Her heart was empty from excessive feeling as she looked across the land. Oh, for courage and freedom to wander forth and touch with feet and hands each well-remembered spot! A bat flitting through the air brushed her cheek, and she looked up to follow its black passage. She sat and watched everything, her energies expended in the delight of recognition. The waves of white cloud stealing across the heavens, and the moon imperceptibly beginning to dip, warned her that time was running apace, and a fluttering movement in the trees underneath told of birds softly stirring in their warm nests. The thought of their warmth made her aware that her teeth were chattering and her limbs were rigid with cold.
Still she sat through the night, and watched the day ushered in upon violet light, that soon glowed like fire. Crimson wings sped over the sky with quivering promise. At their touch the stars seemed to tremble, grew pale and were extinguished one by one. The little birds exulted in their nests and essayed a note or two. Daylight broke upon the earth from the fires of the East. Warmth travelled down the abysses of air, and in its first caress the night-dews shone like jewels on the leaves and flowers. The rapture of the birds grew into a spray of delirious song; it dashed upwards with the ring of silver mellowing to gold as it caught melody. The moon gazed pallid regret upon the scene and melted away in sickly stealth, as the voices of the morning awoke with the shrill crow of the cocks. Every folded leaf was now unclosed, and upon the skirts of the flying dawn the sun rose and spread his tyrannous light over hills and valleys. The world breathed in day, the dewdrops were beginning to melt, and the song of the birds was insufferably sweet to the ears.
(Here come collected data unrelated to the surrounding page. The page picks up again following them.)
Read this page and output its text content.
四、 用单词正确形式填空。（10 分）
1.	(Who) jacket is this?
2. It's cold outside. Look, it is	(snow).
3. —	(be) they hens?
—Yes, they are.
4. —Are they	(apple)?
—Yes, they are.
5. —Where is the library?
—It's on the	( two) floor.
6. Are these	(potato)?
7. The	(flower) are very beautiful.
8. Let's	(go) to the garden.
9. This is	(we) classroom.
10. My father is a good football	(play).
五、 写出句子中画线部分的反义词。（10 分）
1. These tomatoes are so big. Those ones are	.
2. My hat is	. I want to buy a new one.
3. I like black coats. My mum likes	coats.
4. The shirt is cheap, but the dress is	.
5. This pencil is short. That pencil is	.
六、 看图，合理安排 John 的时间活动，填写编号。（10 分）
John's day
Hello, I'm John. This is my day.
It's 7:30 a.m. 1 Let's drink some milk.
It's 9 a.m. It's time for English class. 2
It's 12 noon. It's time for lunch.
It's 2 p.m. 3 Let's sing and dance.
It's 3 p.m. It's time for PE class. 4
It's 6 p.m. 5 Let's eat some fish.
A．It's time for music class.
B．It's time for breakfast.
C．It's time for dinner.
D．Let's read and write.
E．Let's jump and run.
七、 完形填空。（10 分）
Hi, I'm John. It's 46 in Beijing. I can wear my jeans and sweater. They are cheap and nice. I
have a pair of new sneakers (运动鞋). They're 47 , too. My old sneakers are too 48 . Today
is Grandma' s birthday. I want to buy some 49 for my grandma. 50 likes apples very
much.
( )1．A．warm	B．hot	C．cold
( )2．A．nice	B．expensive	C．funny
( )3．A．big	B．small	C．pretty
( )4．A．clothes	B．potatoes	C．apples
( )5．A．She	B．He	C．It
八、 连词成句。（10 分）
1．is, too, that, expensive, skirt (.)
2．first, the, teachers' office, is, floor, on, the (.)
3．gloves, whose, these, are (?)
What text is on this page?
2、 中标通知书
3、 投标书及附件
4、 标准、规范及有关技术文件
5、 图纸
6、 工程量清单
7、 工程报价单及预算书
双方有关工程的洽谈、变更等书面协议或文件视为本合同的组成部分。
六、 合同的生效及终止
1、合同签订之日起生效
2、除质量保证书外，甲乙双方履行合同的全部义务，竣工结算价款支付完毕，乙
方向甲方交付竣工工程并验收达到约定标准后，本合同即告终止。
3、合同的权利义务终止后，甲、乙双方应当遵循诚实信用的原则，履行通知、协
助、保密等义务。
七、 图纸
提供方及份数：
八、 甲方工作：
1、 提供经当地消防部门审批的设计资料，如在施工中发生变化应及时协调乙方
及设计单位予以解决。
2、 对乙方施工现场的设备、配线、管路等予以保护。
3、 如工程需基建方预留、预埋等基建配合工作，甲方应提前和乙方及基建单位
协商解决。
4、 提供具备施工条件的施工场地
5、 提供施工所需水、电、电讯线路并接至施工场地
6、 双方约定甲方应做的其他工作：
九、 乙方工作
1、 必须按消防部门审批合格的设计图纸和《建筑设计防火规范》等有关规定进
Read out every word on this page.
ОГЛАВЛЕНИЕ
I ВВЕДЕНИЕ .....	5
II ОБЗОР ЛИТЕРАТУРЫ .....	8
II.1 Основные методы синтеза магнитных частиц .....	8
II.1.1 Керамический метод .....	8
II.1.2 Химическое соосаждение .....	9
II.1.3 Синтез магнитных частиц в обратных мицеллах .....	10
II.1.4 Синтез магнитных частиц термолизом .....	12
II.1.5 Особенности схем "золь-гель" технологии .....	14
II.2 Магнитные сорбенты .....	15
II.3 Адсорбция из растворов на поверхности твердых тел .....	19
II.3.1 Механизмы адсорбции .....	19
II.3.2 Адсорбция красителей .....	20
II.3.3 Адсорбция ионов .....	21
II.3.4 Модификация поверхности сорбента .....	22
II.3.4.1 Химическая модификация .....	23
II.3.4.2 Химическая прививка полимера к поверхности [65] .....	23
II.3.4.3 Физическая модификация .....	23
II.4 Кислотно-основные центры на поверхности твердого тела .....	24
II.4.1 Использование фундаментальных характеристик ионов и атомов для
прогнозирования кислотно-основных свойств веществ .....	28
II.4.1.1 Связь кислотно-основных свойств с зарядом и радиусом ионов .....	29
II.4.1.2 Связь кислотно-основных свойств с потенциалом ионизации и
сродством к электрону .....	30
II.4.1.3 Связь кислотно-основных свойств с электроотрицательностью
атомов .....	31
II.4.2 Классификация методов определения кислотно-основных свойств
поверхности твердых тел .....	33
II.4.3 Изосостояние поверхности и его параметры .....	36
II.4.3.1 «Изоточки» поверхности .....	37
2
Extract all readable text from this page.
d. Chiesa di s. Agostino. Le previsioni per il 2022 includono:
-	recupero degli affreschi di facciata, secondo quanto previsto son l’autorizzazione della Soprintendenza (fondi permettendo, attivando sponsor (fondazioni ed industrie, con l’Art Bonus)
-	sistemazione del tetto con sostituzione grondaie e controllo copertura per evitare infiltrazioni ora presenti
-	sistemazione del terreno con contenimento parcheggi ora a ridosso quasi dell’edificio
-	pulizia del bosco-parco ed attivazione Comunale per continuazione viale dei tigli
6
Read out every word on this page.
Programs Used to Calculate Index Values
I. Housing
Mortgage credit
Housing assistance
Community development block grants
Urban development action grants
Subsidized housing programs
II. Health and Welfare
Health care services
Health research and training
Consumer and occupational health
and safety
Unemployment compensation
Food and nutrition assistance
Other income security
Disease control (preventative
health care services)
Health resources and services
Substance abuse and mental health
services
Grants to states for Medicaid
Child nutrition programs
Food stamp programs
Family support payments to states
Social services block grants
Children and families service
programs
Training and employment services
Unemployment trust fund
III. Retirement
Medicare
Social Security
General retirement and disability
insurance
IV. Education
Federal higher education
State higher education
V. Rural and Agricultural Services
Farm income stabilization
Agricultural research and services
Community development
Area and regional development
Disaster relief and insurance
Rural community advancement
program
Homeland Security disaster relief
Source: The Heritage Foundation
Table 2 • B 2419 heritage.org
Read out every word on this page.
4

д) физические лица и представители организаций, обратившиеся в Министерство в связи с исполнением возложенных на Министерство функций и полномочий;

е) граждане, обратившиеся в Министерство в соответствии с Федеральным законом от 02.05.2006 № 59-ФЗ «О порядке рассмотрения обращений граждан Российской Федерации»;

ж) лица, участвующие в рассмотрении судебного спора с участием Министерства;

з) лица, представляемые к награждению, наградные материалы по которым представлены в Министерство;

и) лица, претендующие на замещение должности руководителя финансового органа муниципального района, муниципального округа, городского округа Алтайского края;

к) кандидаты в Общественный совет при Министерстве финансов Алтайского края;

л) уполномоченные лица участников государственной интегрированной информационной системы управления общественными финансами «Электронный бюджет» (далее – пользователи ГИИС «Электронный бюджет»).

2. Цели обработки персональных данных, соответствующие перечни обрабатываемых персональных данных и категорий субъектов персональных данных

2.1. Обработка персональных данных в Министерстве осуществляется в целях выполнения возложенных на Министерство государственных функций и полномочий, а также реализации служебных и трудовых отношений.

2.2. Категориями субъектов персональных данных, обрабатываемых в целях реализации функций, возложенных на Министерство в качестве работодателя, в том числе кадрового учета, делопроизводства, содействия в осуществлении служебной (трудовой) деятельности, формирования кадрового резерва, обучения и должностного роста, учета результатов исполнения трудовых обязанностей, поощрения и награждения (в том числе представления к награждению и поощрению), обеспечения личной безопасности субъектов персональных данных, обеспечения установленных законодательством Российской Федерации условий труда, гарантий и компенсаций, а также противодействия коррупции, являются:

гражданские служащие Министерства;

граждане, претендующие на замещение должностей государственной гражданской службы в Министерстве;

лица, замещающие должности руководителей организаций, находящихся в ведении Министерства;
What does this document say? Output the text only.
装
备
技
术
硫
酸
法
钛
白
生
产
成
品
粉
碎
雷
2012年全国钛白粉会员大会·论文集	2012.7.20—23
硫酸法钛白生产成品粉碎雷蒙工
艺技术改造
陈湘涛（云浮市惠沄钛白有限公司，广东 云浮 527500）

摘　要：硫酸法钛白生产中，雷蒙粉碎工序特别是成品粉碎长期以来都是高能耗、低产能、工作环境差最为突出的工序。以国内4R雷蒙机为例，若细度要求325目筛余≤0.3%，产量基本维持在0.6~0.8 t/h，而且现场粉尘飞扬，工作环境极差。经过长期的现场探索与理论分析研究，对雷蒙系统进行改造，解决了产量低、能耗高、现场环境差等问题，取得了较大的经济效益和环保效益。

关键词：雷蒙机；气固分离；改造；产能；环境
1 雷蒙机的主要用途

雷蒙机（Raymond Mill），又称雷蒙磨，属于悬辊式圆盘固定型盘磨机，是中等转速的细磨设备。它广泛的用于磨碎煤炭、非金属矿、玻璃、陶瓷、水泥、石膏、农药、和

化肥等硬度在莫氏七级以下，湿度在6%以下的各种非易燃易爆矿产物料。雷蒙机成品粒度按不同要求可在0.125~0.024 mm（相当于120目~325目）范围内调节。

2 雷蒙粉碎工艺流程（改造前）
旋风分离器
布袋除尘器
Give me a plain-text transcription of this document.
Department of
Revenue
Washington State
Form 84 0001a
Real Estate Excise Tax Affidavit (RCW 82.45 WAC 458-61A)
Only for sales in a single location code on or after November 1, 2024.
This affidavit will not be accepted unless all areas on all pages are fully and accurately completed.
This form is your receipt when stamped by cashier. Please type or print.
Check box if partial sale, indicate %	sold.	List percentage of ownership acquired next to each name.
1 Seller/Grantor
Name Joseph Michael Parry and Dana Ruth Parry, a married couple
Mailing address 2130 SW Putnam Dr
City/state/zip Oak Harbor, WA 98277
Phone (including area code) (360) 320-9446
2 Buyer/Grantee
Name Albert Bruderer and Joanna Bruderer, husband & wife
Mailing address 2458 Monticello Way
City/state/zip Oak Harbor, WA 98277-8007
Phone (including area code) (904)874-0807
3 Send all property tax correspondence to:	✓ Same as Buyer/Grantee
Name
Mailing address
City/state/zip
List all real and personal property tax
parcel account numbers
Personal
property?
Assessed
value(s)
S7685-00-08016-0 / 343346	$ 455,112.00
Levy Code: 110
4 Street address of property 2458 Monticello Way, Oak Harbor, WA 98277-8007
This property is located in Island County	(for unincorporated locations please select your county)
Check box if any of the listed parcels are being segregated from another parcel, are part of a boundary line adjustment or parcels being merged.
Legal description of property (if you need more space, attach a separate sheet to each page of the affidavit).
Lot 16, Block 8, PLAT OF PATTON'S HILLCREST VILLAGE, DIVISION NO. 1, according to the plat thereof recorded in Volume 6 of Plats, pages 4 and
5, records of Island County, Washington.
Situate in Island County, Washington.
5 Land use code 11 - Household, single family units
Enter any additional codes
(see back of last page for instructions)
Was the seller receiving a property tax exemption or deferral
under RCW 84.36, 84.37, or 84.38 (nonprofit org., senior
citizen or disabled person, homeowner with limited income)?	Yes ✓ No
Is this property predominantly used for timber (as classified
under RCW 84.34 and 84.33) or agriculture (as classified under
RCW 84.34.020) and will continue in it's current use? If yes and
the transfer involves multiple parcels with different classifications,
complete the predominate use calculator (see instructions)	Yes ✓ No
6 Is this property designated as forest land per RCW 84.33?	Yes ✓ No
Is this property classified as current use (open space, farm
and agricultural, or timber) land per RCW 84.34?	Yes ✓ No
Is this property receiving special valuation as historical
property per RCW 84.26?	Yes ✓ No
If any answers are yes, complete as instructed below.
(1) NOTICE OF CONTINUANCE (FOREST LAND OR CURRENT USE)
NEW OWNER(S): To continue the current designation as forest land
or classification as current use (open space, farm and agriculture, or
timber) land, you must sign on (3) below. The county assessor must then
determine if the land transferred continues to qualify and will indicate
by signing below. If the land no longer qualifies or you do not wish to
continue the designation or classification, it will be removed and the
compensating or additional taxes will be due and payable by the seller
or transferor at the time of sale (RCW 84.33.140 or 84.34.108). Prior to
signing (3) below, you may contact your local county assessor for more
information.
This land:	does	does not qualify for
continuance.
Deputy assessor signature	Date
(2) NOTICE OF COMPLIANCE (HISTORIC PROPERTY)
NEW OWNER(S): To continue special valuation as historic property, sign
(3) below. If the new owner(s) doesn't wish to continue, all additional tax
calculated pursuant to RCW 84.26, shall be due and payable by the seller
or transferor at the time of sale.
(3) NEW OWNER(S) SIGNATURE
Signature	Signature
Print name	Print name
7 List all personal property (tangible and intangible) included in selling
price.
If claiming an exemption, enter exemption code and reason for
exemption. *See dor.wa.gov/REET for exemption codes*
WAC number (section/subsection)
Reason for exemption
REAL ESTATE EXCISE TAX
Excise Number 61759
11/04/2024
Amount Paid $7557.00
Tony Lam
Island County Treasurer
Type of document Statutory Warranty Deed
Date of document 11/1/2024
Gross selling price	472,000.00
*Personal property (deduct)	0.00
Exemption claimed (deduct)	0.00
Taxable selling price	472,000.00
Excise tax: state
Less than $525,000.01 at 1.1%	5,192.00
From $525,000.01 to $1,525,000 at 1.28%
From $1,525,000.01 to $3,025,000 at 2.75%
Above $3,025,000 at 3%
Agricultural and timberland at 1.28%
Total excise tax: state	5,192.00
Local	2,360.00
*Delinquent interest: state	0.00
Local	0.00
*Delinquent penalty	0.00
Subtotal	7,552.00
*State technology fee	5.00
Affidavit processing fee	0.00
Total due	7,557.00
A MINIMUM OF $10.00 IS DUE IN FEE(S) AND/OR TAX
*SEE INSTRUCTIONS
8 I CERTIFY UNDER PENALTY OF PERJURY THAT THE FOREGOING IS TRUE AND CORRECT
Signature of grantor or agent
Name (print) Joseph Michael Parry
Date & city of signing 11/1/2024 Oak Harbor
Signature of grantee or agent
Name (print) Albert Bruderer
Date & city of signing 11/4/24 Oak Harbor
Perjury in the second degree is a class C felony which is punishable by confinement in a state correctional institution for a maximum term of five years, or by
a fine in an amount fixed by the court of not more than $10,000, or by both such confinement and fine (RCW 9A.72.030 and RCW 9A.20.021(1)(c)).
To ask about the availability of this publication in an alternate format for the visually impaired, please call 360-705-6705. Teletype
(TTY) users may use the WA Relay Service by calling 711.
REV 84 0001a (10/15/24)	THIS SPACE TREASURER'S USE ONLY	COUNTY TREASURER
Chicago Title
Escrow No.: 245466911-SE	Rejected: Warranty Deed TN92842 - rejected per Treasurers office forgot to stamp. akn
Her hands were clammy and her frame was stiff when Inarime rose and entered her room. Never more would she be asked to leave this place. The hand beggared of the touch of Gustav’s, she was now free to keep unclaimed by any other man. Even that small boon was something to be thankful for, and she blessed her father before flinging herself down to snatch an hour of oblivion and rest for her tired young limbs. In a few hours the kindly villagers would flock to welcome her in person, and the dispensing of customary hospitalities would leave no time for poignant thoughts.